И комната закружится перед глазами, начнет расцветать тысячами безумных фейерверков – куда более необыкновенных, чем те, которые в дворцовых парках запускались по праздникам. Лиза лишь пальцы сплела за его шеей, позволяя поднять себя на руки – неожиданно легкую, кажется, словно пушинку, доверяя этим рукам как никогда раньше. Она прижимается еще ближе, забывая о том, что происходит и где находится, растворяясь, теряясь во тьме, напоенными самым прекрасным запахом на свете. Дуб, тепло южных границ, пьяная сладкая горечь, аромат свободы… Его объятия могли бы смять ее, как бумажный листок, смыть, как смывает большой шторм корабль, не будь его руки такими бережными, его губы на ее губах будят в ней странное, неведомое прежде желание, которое до того никто и не пробуждал – нестерпимую, безрассудную и почти пугающую жажду. Жажду, которую может утолить лишь один человек, жажду, которая мучила ее уже слишком давно, пускай она сама этого не понимала или не признавала. Они целовались так, как дышат тонущие люди: так, словно внезапно открыли то, что никогда не было столь сладким до этого конкретного момента.

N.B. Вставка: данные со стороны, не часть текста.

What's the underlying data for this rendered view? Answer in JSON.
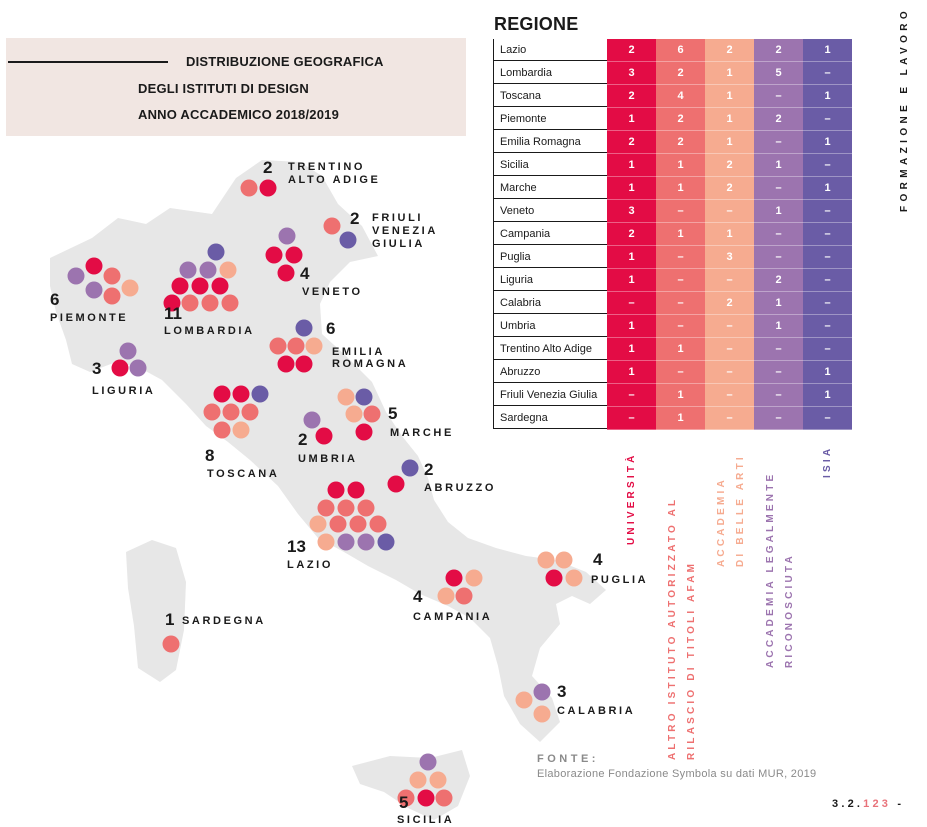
{
  "title": {
    "line1": "DISTRIBUZIONE GEOGRAFICA",
    "line2": "DEGLI ISTITUTI DI DESIGN",
    "line3": "ANNO ACCADEMICO 2018/2019"
  },
  "side_text": "FORMAZIONE E LAVORO",
  "colors": {
    "universita": "#e30c45",
    "altro_istituto": "#ee7070",
    "accademia_belle_arti": "#f6ab90",
    "accademia_riconosciuta": "#9c74af",
    "isia": "#6a5ca6",
    "map_fill": "#e7e7e7"
  },
  "map_labels": {
    "trentino": {
      "count": "2",
      "line1": "TRENTINO",
      "line2": "ALTO ADIGE"
    },
    "friuli": {
      "count": "2",
      "line1": "FRIULI",
      "line2": "VENEZIA",
      "line3": "GIULIA"
    },
    "veneto": {
      "count": "4",
      "name": "VENETO"
    },
    "piemonte": {
      "count": "6",
      "name": "PIEMONTE"
    },
    "lombardia": {
      "count": "11",
      "name": "LOMBARDIA"
    },
    "emilia": {
      "count": "6",
      "line1": "EMILIA",
      "line2": "ROMAGNA"
    },
    "liguria": {
      "count": "3",
      "name": "LIGURIA"
    },
    "marche": {
      "count": "5",
      "name": "MARCHE"
    },
    "toscana": {
      "count": "8",
      "name": "TOSCANA"
    },
    "umbria": {
      "count": "2",
      "name": "UMBRIA"
    },
    "abruzzo": {
      "count": "2",
      "name": "ABRUZZO"
    },
    "lazio": {
      "count": "13",
      "name": "LAZIO"
    },
    "puglia": {
      "count": "4",
      "name": "PUGLIA"
    },
    "campania": {
      "count": "4",
      "name": "CAMPANIA"
    },
    "sardegna": {
      "count": "1",
      "name": "SARDEGNA"
    },
    "calabria": {
      "count": "3",
      "name": "CALABRIA"
    },
    "sicilia": {
      "count": "5",
      "name": "SICILIA"
    }
  },
  "chart_data": {
    "type": "table",
    "title": "REGIONE",
    "columns": [
      "UNIVERSITÀ",
      "ALTRO ISTITUTO AUTORIZZATO AL RILASCIO DI TITOLI AFAM",
      "ACCADEMIA DI BELLE ARTI",
      "ACCADEMIA LEGALMENTE RICONOSCIUTA",
      "ISIA"
    ],
    "column_label_lines": [
      [
        "UNIVERSITÀ"
      ],
      [
        "ALTRO ISTITUTO AUTORIZZATO AL",
        "RILASCIO DI TITOLI AFAM"
      ],
      [
        "ACCADEMIA",
        "DI BELLE ARTI"
      ],
      [
        "ACCADEMIA LEGALMENTE",
        "RICONOSCIUTA"
      ],
      [
        "ISIA"
      ]
    ],
    "rows": [
      {
        "region": "Lazio",
        "values": [
          "2",
          "6",
          "2",
          "2",
          "1"
        ]
      },
      {
        "region": "Lombardia",
        "values": [
          "3",
          "2",
          "1",
          "5",
          "–"
        ]
      },
      {
        "region": "Toscana",
        "values": [
          "2",
          "4",
          "1",
          "–",
          "1"
        ]
      },
      {
        "region": "Piemonte",
        "values": [
          "1",
          "2",
          "1",
          "2",
          "–"
        ]
      },
      {
        "region": "Emilia Romagna",
        "values": [
          "2",
          "2",
          "1",
          "–",
          "1"
        ]
      },
      {
        "region": "Sicilia",
        "values": [
          "1",
          "1",
          "2",
          "1",
          "–"
        ]
      },
      {
        "region": "Marche",
        "values": [
          "1",
          "1",
          "2",
          "–",
          "1"
        ]
      },
      {
        "region": "Veneto",
        "values": [
          "3",
          "–",
          "–",
          "1",
          "–"
        ]
      },
      {
        "region": "Campania",
        "values": [
          "2",
          "1",
          "1",
          "–",
          "–"
        ]
      },
      {
        "region": "Puglia",
        "values": [
          "1",
          "–",
          "3",
          "–",
          "–"
        ]
      },
      {
        "region": "Liguria",
        "values": [
          "1",
          "–",
          "–",
          "2",
          "–"
        ]
      },
      {
        "region": "Calabria",
        "values": [
          "–",
          "–",
          "2",
          "1",
          "–"
        ]
      },
      {
        "region": "Umbria",
        "values": [
          "1",
          "–",
          "–",
          "1",
          "–"
        ]
      },
      {
        "region": "Trentino Alto Adige",
        "values": [
          "1",
          "1",
          "–",
          "–",
          "–"
        ]
      },
      {
        "region": "Abruzzo",
        "values": [
          "1",
          "–",
          "–",
          "–",
          "1"
        ]
      },
      {
        "region": "Friuli Venezia Giulia",
        "values": [
          "–",
          "1",
          "–",
          "–",
          "1"
        ]
      },
      {
        "region": "Sardegna",
        "values": [
          "–",
          "1",
          "–",
          "–",
          "–"
        ]
      }
    ]
  },
  "source": {
    "label": "FONTE:",
    "text": "Elaborazione Fondazione Symbola su dati MUR, 2019"
  },
  "page": {
    "prefix": "3.2.",
    "number": "123",
    "suffix": " -"
  }
}
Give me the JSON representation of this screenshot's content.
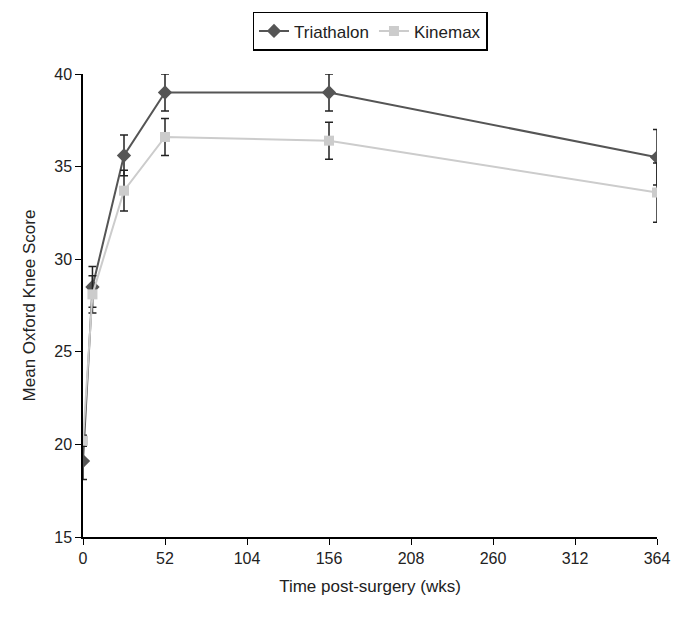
{
  "chart_data": {
    "type": "line",
    "x_label": "Time post-surgery (wks)",
    "y_label": "Mean Oxford Knee Score",
    "series": [
      {
        "name": "Triathalon",
        "color": "#555555",
        "marker": "diamond",
        "line_style": "solid",
        "x": [
          0,
          6,
          26,
          52,
          156,
          364
        ],
        "values": [
          19.1,
          28.5,
          35.6,
          39.0,
          39.0,
          35.5
        ],
        "error": [
          1.0,
          1.1,
          1.1,
          1.0,
          1.0,
          1.5
        ]
      },
      {
        "name": "Kinemax",
        "color": "#cccccc",
        "marker": "square",
        "line_style": "solid",
        "x": [
          0,
          6,
          26,
          52,
          156,
          364
        ],
        "values": [
          20.2,
          28.1,
          33.7,
          36.6,
          36.4,
          33.6
        ],
        "error": [
          0.3,
          1.0,
          1.1,
          1.0,
          1.0,
          1.6
        ]
      }
    ],
    "xlim": [
      0,
      364
    ],
    "xticks": [
      0,
      52,
      104,
      156,
      208,
      260,
      312,
      364
    ],
    "ylim": [
      15,
      40
    ],
    "yticks": [
      15,
      20,
      25,
      30,
      35,
      40
    ],
    "grid": false,
    "legend": "top"
  }
}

Все чувства оказываются обострены до предела, прикосновения чужих пальцев, неистовой лаской скользящих по спине, шее, плечам, лица, отдаются в ней дрожью; а потом губы его спускаются ниже, приникнув к шее тем странным жгучим поцелуем, что заставляет ее всхлипывать, выгибаться ему навстречу, хватая губами воздух, вонзая пальцы в плечо, в нестерпимом желании прикоснуться кожей к коже и помогая, в конце концов избавиться от ставшей такой ненужной одежды. Она только мешает скорее соединиться, поэтому долой, долой, долой!... Ей так невыносимо, невообразимо хорошо, что кажется еще немного и можно сойти с ума. И невозможной от того мерещится причина по которой следовало бы это прекратить.
Она заглядывает в кажущиеся теперь почти черные глаза – удивительные глаза, такие же изменчивые, подобные небесам. То пасмурно-серые, то почти голубые, то прохладно-дымчатые, а то как теперь, черные с подрагивающими язычками свечей, которые одну за одной гасит шальной ветерок. Сердце стукнется о ребра, вся кожа кажется горит от этих нескончаемых поцелуев, которые, кажутся не закончатся никогда и не надо – пусть не заканчиваются! Снова и снова чувствуя, как оживают от прилива горячей крови, пробуждающимся чувством ее губы. Охватывая их своими губами она чувствовала как ее губы становятся упругими, горячими. И не стыдно и не страшно: она и не помнит ни о боли, ни о стыде, ни о страхе, ведь рядом с Кириллом бояться нечего теперь. Самое страшное осталось позади – сгорело в крепостях, замерзло в темных дворцовых коридорах. Сейчас единственная мысль, сохранившаяся в расплавленном рассудке это лишь то, что ей хочется быть его. Стать его. Позволить ему сделать все, что он хочет, все, чего хочет Лиза сама, ведь его желания – это и ее желания.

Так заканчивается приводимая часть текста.